Grains: This includes rice and quinoa and all products derived from grains, such as bread or pasta.
Vegetable oils: This is debated as well. Some Paleo advocates allow the use of olive oil and certain other oils; generally canola, soybean, sunflower, peanut, and corn-derived oils receive an unequivocal “no”.
Processed foods: Candy, gum, fermented foods like alcohol, pickles, and vinegar; basically anything with preservatives in it (this unfortunately includes the vast majority of fast food).
Milk products: Most Paleo advocates say that all milk products with the possible exception of unpasteurized milk and butter should be avoided. This includes cheeses, ice cream, yogurt, and any milk-derived protein supplements.
Can I do it at Tufts?
Compared to a vegan or vegetarian diet, a Paleo diet can be both more and less restrictive. If you’re cooking for yourself, Paleo can be as easy as not eating grains and cooking with animal fat instead of vegetable oil. However if you’re eating at the dining hall, you may find it difficult if not impossible to avoid all possible infringements of the diet. The dining halls do almost all their cooking with vegetable oils. The safest option for food will be the carving station and the chicken offered at lunch. Eggs—hard-boiled being the most ideal—are the main breakfast choice; you may consider skipping breakfast at the dining hall, though, due to the lack of options. Generally there are always steamed, undressed vegetables in some form, but you may have to stick with a salad if they have a sauce.

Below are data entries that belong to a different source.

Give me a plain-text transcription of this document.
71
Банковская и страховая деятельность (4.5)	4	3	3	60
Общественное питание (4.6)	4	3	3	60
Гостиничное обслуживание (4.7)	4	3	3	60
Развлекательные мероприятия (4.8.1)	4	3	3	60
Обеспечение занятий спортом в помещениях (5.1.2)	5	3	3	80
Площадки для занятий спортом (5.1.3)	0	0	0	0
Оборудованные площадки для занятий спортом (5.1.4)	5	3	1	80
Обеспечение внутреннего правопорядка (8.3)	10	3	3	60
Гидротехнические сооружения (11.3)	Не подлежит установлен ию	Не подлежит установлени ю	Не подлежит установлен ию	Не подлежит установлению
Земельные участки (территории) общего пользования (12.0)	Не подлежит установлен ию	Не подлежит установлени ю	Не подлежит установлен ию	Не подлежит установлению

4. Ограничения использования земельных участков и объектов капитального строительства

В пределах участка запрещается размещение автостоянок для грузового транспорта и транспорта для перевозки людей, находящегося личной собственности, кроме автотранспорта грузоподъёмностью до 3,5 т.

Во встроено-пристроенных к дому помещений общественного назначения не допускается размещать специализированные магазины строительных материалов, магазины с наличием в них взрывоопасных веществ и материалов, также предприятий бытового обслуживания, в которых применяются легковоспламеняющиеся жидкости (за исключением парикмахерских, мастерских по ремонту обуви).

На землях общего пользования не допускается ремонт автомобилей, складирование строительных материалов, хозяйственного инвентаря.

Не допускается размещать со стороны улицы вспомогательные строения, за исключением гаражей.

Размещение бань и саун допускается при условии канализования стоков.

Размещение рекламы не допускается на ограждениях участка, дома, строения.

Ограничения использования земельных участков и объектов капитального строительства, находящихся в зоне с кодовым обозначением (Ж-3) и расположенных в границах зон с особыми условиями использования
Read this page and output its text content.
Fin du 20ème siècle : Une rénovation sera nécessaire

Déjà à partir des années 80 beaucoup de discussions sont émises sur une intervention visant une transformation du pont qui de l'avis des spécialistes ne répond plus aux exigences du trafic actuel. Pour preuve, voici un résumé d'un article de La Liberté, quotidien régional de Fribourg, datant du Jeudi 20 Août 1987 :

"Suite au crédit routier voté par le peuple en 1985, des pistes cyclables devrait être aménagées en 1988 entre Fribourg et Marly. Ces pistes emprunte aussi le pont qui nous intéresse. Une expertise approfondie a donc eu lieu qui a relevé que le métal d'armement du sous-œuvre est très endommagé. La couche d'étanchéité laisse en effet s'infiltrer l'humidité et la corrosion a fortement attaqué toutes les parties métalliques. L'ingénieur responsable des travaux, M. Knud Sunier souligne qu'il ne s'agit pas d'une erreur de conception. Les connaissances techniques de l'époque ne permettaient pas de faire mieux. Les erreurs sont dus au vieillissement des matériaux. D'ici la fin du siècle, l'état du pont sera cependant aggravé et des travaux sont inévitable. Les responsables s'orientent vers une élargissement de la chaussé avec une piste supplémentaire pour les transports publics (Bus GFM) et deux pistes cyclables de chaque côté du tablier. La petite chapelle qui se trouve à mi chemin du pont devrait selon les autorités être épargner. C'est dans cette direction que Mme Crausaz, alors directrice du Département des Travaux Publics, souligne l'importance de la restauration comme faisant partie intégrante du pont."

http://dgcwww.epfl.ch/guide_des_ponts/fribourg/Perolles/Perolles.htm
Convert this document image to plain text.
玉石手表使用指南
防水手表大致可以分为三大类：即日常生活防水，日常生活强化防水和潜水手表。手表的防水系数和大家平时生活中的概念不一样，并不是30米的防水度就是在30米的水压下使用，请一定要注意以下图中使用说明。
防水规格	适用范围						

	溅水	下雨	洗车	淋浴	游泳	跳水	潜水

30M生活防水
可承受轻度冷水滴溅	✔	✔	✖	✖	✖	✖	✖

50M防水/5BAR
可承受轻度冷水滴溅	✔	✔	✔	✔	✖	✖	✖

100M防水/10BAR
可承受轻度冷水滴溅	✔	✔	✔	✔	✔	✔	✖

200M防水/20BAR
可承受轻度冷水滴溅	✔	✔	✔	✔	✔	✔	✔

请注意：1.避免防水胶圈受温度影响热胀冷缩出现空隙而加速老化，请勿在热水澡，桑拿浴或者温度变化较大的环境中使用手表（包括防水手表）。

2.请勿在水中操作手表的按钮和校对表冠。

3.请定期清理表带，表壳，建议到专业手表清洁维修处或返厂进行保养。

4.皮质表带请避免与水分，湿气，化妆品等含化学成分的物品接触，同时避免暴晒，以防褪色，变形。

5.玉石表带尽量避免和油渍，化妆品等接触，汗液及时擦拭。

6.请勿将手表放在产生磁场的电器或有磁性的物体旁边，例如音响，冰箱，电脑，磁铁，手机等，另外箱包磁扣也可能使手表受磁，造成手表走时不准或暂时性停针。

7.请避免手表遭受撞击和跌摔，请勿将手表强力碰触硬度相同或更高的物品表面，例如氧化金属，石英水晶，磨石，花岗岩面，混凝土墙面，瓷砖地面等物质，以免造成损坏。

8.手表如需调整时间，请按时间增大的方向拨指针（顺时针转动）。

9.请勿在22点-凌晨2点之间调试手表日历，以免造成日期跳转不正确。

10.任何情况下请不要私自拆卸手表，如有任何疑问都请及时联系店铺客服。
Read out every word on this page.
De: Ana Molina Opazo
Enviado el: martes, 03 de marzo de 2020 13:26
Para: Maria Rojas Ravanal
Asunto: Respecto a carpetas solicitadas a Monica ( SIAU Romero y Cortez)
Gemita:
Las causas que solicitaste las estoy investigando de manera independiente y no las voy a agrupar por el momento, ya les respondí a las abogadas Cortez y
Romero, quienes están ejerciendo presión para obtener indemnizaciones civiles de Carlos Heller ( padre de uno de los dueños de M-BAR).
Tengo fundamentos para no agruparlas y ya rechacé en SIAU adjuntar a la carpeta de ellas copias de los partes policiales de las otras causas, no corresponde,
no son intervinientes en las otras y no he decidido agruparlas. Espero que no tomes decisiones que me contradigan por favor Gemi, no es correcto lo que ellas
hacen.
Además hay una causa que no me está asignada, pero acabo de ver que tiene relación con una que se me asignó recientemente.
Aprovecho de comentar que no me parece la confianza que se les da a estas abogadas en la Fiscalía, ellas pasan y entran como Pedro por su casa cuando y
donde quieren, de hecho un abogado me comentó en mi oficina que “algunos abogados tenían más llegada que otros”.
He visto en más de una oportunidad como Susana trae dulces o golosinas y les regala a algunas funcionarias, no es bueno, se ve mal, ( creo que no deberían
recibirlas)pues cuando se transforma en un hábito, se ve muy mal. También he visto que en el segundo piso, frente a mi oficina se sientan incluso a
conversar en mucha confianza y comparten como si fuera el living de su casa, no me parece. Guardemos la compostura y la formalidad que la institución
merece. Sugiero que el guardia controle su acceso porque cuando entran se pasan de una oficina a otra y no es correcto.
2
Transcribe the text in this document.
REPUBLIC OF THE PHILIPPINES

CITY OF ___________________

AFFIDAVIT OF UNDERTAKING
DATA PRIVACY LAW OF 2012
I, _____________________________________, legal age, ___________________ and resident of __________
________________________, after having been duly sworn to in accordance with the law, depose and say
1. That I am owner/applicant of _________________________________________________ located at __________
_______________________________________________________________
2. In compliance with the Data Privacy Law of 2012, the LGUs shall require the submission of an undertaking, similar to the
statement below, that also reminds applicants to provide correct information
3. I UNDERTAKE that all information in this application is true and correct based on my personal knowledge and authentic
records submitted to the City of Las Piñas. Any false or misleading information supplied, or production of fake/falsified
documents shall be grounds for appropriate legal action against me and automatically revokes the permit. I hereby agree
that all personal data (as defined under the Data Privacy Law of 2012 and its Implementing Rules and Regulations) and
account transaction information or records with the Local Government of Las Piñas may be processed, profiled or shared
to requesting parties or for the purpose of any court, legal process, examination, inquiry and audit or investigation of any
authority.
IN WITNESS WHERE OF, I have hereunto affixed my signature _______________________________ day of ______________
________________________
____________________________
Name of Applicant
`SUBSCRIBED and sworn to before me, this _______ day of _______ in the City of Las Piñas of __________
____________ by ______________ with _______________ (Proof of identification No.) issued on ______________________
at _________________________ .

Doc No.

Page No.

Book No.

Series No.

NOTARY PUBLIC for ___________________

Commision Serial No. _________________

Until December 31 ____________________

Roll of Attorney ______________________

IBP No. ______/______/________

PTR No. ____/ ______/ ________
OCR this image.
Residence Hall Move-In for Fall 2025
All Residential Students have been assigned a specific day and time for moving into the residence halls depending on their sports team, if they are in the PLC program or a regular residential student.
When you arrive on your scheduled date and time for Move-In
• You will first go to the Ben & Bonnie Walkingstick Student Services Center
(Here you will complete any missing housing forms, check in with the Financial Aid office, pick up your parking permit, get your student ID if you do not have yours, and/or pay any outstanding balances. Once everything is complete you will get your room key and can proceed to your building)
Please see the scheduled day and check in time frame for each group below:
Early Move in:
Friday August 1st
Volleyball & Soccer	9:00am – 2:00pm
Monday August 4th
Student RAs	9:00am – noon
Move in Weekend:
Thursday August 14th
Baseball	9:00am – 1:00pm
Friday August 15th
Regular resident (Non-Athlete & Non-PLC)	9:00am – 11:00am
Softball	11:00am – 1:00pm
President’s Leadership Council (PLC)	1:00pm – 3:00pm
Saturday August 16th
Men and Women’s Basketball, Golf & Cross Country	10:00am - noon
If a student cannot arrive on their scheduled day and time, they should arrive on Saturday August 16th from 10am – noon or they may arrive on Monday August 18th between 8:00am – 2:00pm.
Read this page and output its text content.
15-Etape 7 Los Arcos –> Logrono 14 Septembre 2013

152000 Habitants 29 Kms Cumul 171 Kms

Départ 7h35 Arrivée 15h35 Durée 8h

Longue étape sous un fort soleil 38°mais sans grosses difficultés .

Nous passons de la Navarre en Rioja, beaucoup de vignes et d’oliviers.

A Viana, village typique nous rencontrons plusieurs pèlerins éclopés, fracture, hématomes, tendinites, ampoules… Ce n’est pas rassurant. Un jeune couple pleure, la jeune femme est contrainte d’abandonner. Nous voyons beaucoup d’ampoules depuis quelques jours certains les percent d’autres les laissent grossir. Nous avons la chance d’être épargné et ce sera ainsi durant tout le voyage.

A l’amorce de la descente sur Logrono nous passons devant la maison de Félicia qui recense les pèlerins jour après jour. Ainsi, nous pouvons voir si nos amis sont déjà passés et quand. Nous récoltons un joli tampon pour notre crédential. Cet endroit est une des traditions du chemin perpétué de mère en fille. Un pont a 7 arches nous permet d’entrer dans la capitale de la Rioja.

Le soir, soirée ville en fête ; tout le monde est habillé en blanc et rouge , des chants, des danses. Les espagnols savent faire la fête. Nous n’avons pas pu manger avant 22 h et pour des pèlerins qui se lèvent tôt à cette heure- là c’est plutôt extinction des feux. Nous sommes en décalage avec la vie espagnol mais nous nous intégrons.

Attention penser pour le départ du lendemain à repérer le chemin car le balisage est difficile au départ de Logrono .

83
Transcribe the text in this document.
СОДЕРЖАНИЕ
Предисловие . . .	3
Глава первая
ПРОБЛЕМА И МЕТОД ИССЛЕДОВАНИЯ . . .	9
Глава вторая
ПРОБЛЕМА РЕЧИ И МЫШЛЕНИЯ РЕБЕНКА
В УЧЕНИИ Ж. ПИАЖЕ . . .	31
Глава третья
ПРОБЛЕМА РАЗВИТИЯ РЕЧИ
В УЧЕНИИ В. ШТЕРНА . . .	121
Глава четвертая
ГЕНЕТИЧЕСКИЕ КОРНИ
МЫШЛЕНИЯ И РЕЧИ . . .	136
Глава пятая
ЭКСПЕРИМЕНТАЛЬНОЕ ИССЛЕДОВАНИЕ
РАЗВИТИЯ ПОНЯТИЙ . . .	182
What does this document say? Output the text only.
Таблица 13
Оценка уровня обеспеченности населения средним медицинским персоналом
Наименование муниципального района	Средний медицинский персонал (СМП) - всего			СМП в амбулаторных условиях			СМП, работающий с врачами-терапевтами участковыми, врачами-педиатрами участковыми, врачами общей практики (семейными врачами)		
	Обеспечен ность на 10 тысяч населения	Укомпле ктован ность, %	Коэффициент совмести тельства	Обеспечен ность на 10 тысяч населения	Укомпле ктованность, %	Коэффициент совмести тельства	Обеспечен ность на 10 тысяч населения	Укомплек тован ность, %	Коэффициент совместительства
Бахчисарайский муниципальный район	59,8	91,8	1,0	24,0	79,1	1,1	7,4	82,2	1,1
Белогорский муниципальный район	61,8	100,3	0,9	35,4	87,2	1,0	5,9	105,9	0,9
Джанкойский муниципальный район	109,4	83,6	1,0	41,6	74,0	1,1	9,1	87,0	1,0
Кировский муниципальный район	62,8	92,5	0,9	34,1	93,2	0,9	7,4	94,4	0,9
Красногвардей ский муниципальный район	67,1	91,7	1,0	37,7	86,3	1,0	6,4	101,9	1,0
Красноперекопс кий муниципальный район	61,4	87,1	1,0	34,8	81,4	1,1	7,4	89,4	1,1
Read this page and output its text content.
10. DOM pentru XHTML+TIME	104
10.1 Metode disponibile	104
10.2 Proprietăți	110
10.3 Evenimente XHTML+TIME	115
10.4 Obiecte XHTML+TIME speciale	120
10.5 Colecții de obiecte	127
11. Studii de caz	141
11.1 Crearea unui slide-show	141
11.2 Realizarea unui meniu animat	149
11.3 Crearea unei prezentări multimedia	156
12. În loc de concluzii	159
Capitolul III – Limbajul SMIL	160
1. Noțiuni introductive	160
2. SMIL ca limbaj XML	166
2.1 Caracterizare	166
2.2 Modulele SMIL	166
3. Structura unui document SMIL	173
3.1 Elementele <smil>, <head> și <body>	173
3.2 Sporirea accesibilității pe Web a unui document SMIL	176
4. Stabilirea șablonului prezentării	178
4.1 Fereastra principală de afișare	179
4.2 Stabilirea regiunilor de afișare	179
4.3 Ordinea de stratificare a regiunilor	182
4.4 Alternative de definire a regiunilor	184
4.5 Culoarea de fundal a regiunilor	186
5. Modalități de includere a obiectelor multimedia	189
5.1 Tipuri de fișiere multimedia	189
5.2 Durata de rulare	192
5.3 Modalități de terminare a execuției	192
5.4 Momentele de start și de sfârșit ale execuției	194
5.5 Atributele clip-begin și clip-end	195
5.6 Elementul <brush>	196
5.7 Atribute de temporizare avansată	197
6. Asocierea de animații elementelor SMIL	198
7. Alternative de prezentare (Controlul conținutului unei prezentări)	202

The bottled salad dressings are not Paleo-friendly; lemon juice and vinegar (if you make it an exception) are the main options for dressing. Your plate typically will be dominated by a salad or minimally treated vegetables (avoid those that have been sautéed or curried) with a substantial portion of meat—at most lightly marinated (fried/breaded is off the table). Dessert options in the dining hall generally will be fruit—yogurt, baked desserts, and ice cream are not Paleo friendly.
Even if you can’t match the ideal Paleo diet with all its restrictions and limitations, you’ll still reap many of the benefits associated with the diet—at the very least you’ll gain consciousness about what goes into your food and how it affects your health.
If you’d like more information on the Paleo diet, you can find it online at sites like marksdailyapple.com and paleohacks.com.